Show that the maximal ideal space of $l^{\infty}$ is totally disconnected. I have this problem in my operator theory assignment:
Show that the maximal ideal space of $l^{\infty}$ is totally disconnected.
How to approach this . what does it mean to say maximal ideal space is totally disconnected.
What i know is that since $l^{\infty}$ is commutative unital Banach algebra its maximal ideal space is one to one correspondence  with its character space(set of all multiplicative linear functionals)
please provide some  hint.Thanks in Advanced
 A: Totally disconnected means that the connected components are the single points. 
You have that $\ell^\infty(\mathbb N)\simeq C(X)$, where $X$ is the maximal ideal space.

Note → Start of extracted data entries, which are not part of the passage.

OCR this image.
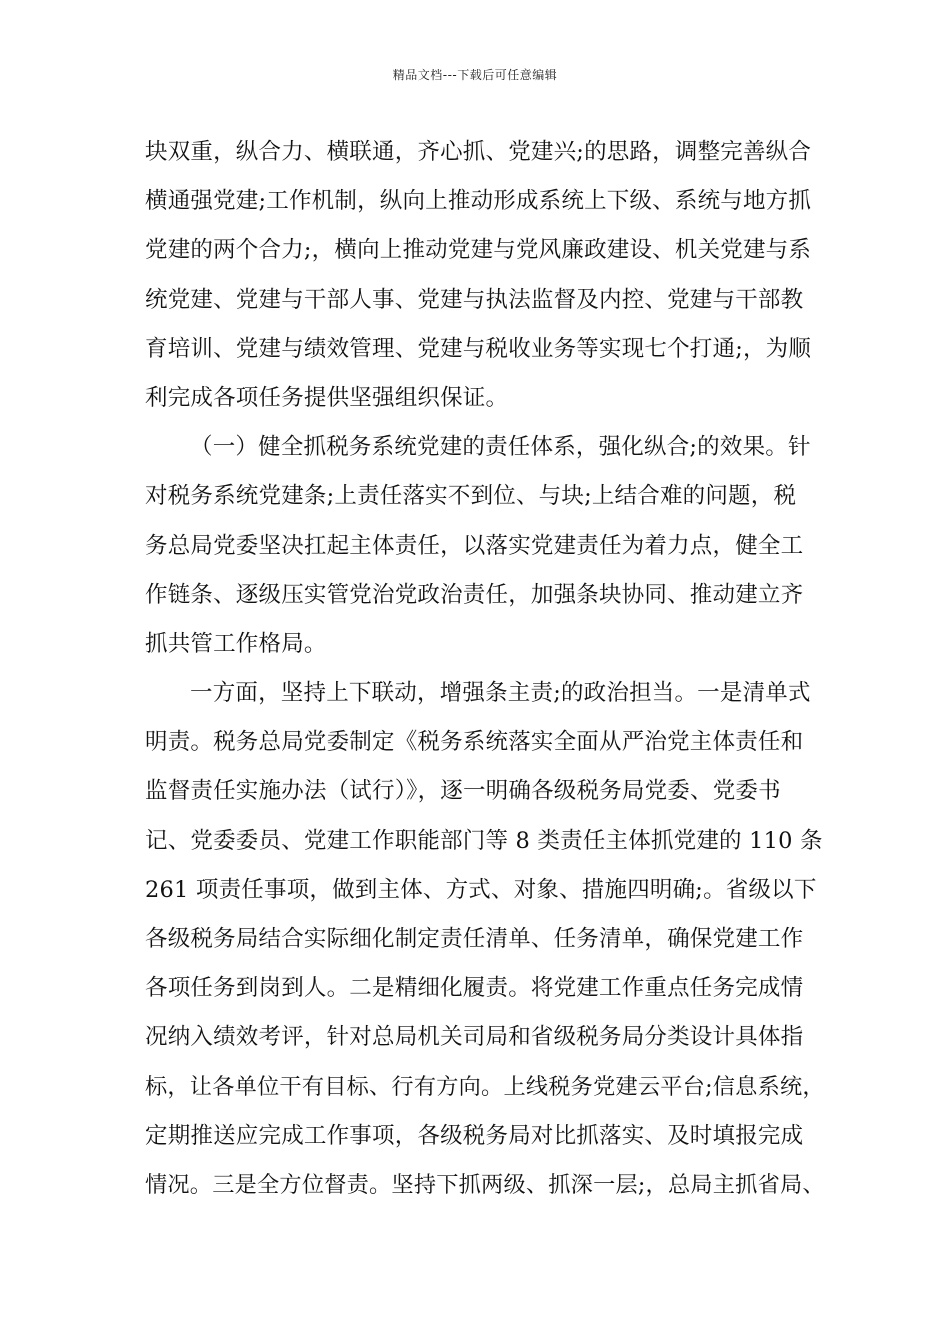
精品文档---下载后可任意编辑
块双重，纵合力、横联通，齐心抓、党建兴;的思路，调整完善纵合
横通强党建;工作机制，纵向上推动形成系统上下级、系统与地方抓
党建的两个合力;，横向上推动党建与党风廉政建设、机关党建与系
统党建、党建与干部人事、党建与执法监督及内控、党建与干部教
育培训、党建与绩效管理、党建与税收业务等实现七个打通;，为顺
利完成各项任务提供坚强组织保证。
（一）健全抓税务系统党建的责任体系，强化纵合;的效果。针
对税务系统党建条;上责任落实不到位、与块;上结合难的问题，税
务总局党委坚决扛起主体责任，以落实党建责任为着力点，健全工
作链条、逐级压实管党治党政治责任，加强条块协同、推动建立齐
抓共管工作格局。
一方面，坚持上下联动，增强条主责;的政治担当。一是清单式
明责。税务总局党委制定《税务系统落实全面从严治党主体责任和
监督责任实施办法（试行）》，逐一明确各级税务局党委、党委书
记、党委委员、党建工作职能部门等 8 类责任主体抓党建的 110 条
261 项责任事项，做到主体、方式、对象、措施四明确;。省级以下
各级税务局结合实际细化制定责任清单、任务清单，确保党建工作
各项任务到岗到人。二是精细化履责。将党建工作重点任务完成情
况纳入绩效考评，针对总局机关司局和省级税务局分类设计具体指
标，让各单位干有目标、行有方向。上线税务党建云平台;信息系统，
定期推送应完成工作事项，各级税务局对比抓落实、及时填报完成
情况。三是全方位督责。坚持下抓两级、抓深一层;，总局主抓省局、
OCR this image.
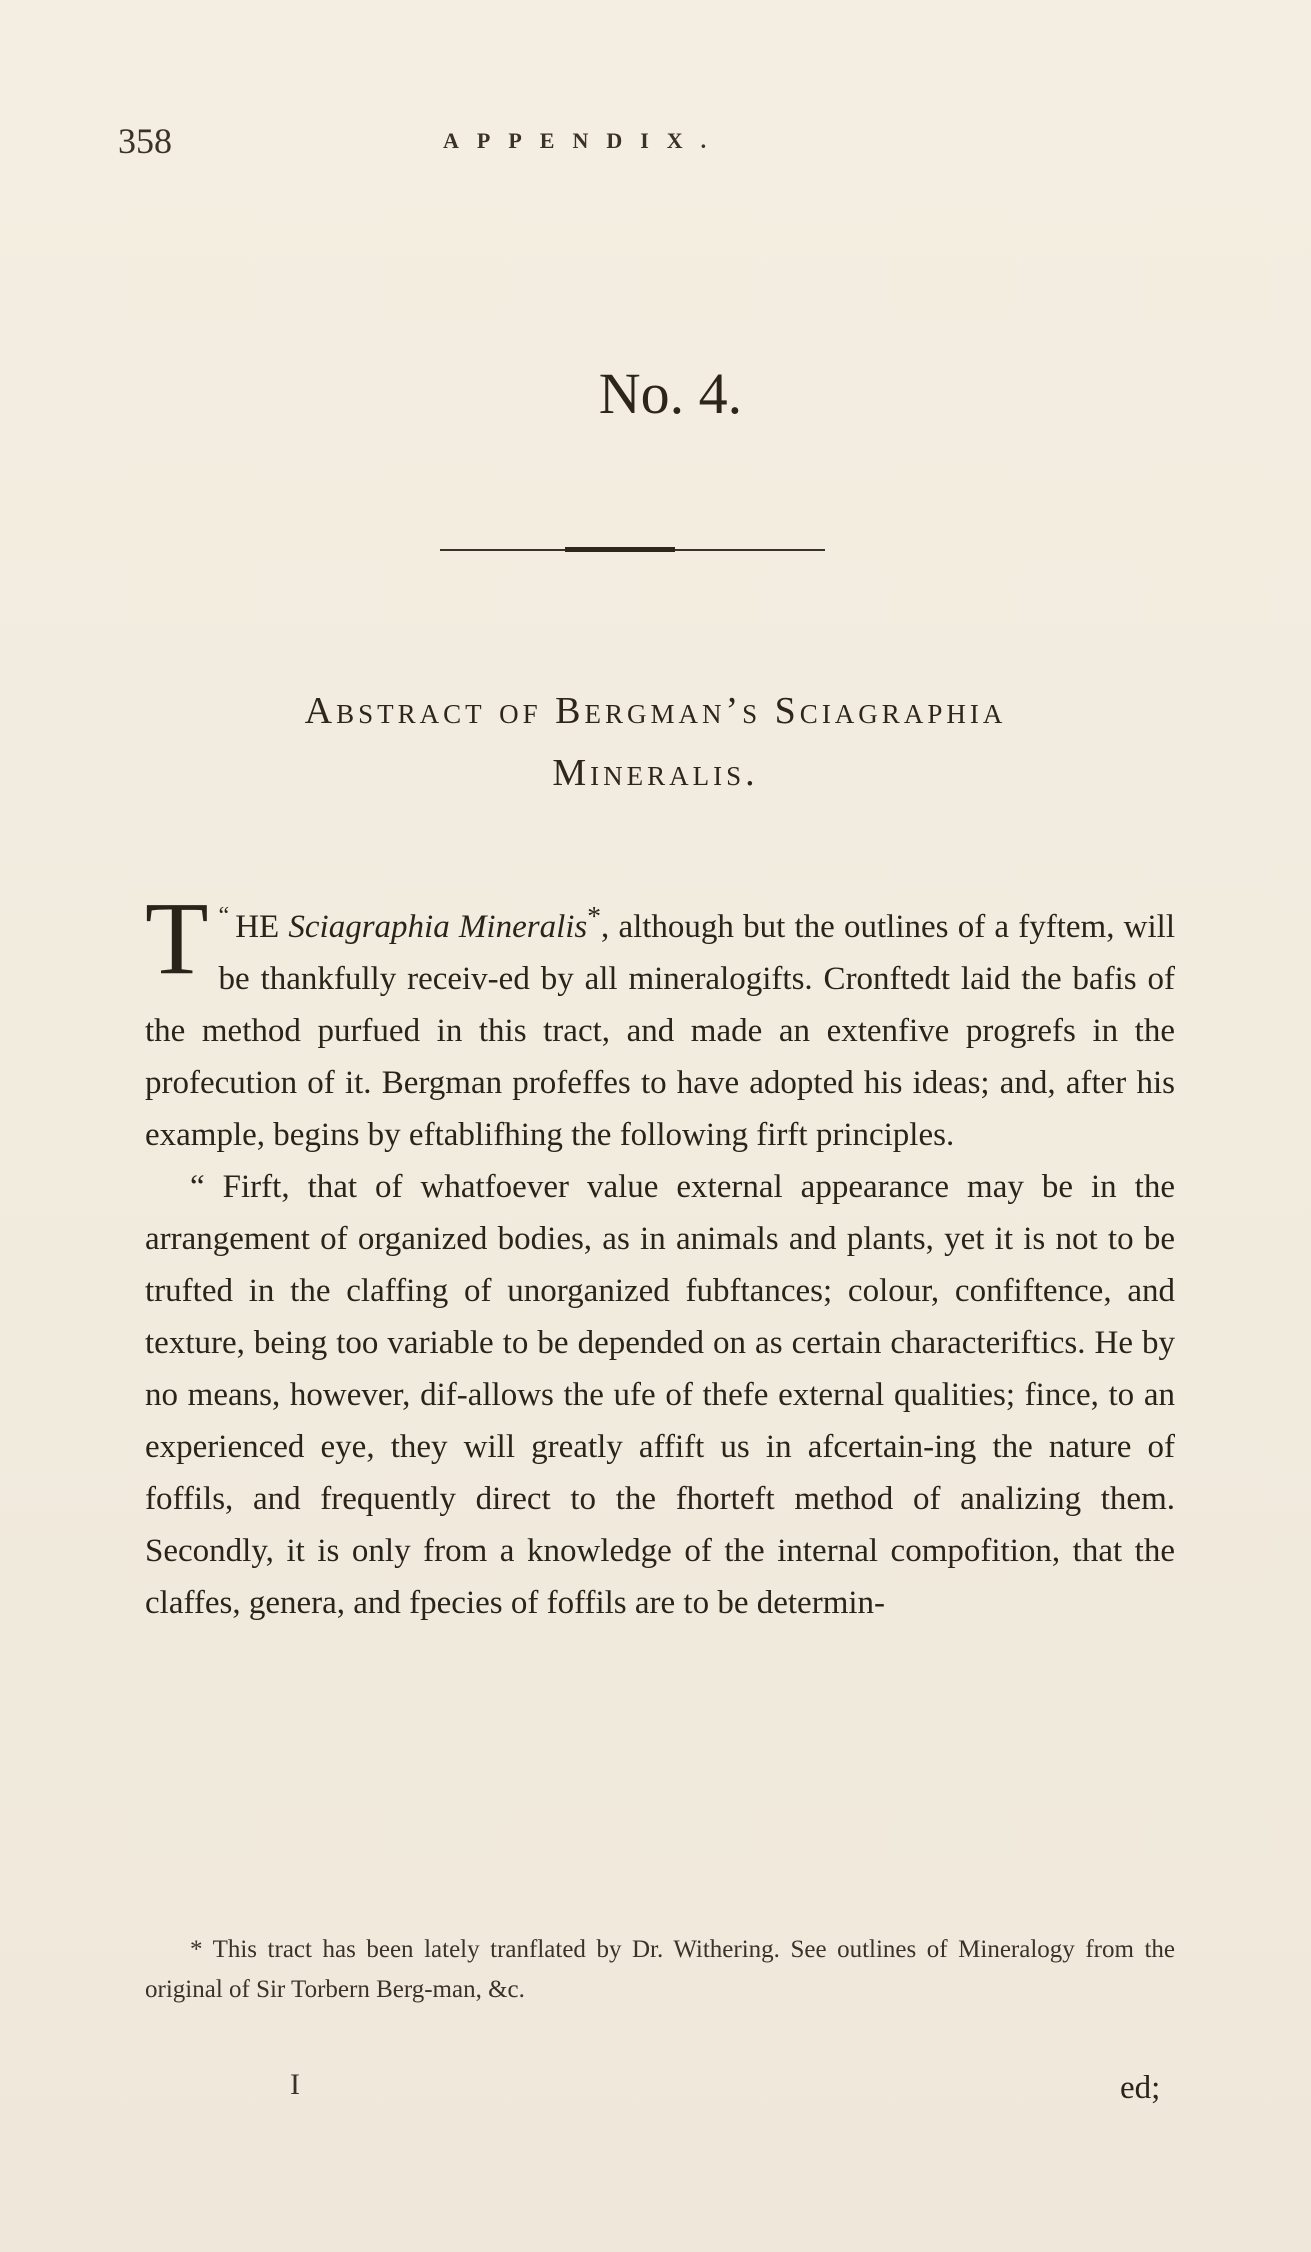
358	APPENDIX.
No. 4.
Abstract of Bergman’s Sciagraphia
Mineralis.

“
T HE Sciagraphia Mineralis*, although but the outlines of a fyftem, will be thankfully receiv-ed by all mineralogifts. Cronftedt laid the bafis of the method purfued in this tract, and made an extenfive progrefs in the profecution of it. Bergman profeffes to have adopted his ideas; and, after his example, begins by eftablifhing the following firft principles.

“ Firft, that of whatfoever value external appearance may be in the arrangement of organized bodies, as in animals and plants, yet it is not to be trufted in the claffing of unorganized fubftances; colour, confiftence, and texture, being too variable to be depended on as certain characteriftics. He by no means, however, dif-allows the ufe of thefe external qualities; fince, to an experienced eye, they will greatly affift us in afcertain-ing the nature of foffils, and frequently direct to the fhorteft method of analizing them. Secondly, it is only from a knowledge of the internal compofition, that the claffes, genera, and fpecies of foffils are to be determin-

* This tract has been lately tranflated by Dr. Withering. See outlines of Mineralogy from the original of Sir Torbern Berg-man, &c.
I	ed;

It is well-known that $X=\beta\mathbb N$, the Stone-Cech compactification of $\mathbb N$, but we don't need that here. What we do need, is that $X$ is Hausdorff and compact, and thus normal (T4). 
Let $E\subset X$ be a connected component. Then $E$ is clopen and $1_E$ is continuous. By the above isomorphism, $1_E$ corresponds to some projection $p\in \ell^\infty(\mathbb N)$. This $p$ is necessarily minimal, since any decomposition $p=q+(p-q)$ would imply $1_E=1_F+1_G$ with $F,G$ closed and disjoint, so $E=F\cup G$ with $F,G$ clopen. The projections in $\ell^\infty(\mathbb N)$ are the sequences of $1$ and $0$, so to be minimal we must have $p=e_j$ for some $j$. 
If $E$ is not a single point, let $a,b\in E$ be distinct points. Because $X$ is T4, by Urysohn's Lemma there exists $f\in C(X)$ with $f(a)=1$, $f(b)=0$. Then $g=f\,1_E\in C(X)$. Let $y\in\ell^\infty(\mathbb N)$ be the element corresponding to $g$. As $0\leq g\leq 1_E$, we have $0\leq y\leq p=e_j$. But then $y=\alpha p$ for some $\alpha>0$, and thus $g=\alpha 1_E$. But now
$$
1=g(a)=\alpha 1_E(a)=\alpha1_E(b)=g(b)=0,
$$
a contradiction. 
It follows that $E$ consists of a single point. 

Edit: $X=\beta\mathbb N$.
The usual way to construct $\beta\mathbb N$ is as the weak$^*$-closure of $\delta(\mathbb N)$, where $\delta:\mathbb N\to C_b(\mathbb N)^*$ is $\delta_n(x)=x_n$. Since $\mathbb N$ is discrete, we have $C_b(\mathbb N)=\ell^\infty(\mathbb N)$. If $\gamma\in\beta\mathbb N$, then there exists a net $\{n_j\}_j\subset\mathbb N$ such that $\gamma=\lim_j\delta_{n_j}$; being a limit of characters in a unital C$^*$-algebra, $\gamma$ is also a character. Thus $\beta\mathbb N\subset X$. 
It remains to that that $X\setminus\beta\mathbb N=\varnothing$; note that this inclusion occurs in $\ell^\infty(\mathbb N)^*$. Let $h\in X\setminus\beta\mathbb N$. By Hahn-Banach (geometric version, with the weak$^*$-topology) there exists $x$ in the weak$^*$-dual of $\ell^\infty(\mathbb N)^*$ with $x(h)=1$ and $x|_{\beta\mathbb N}=0$. The weak$^*$ double dual of $\ell^\infty(\mathbb N)$ is itself (this is true for any locally convex space). So $x\in \ell^\infty(\mathbb N)$, and now we have $h(x)=1$ and $\delta_n(x)=0$ for all $n\in\mathbb N$. This is a contradiction, since $\delta_n=0$ for all $n$ means that $x=0$. So $h$ does not exist, and $\beta\mathbb N=X$.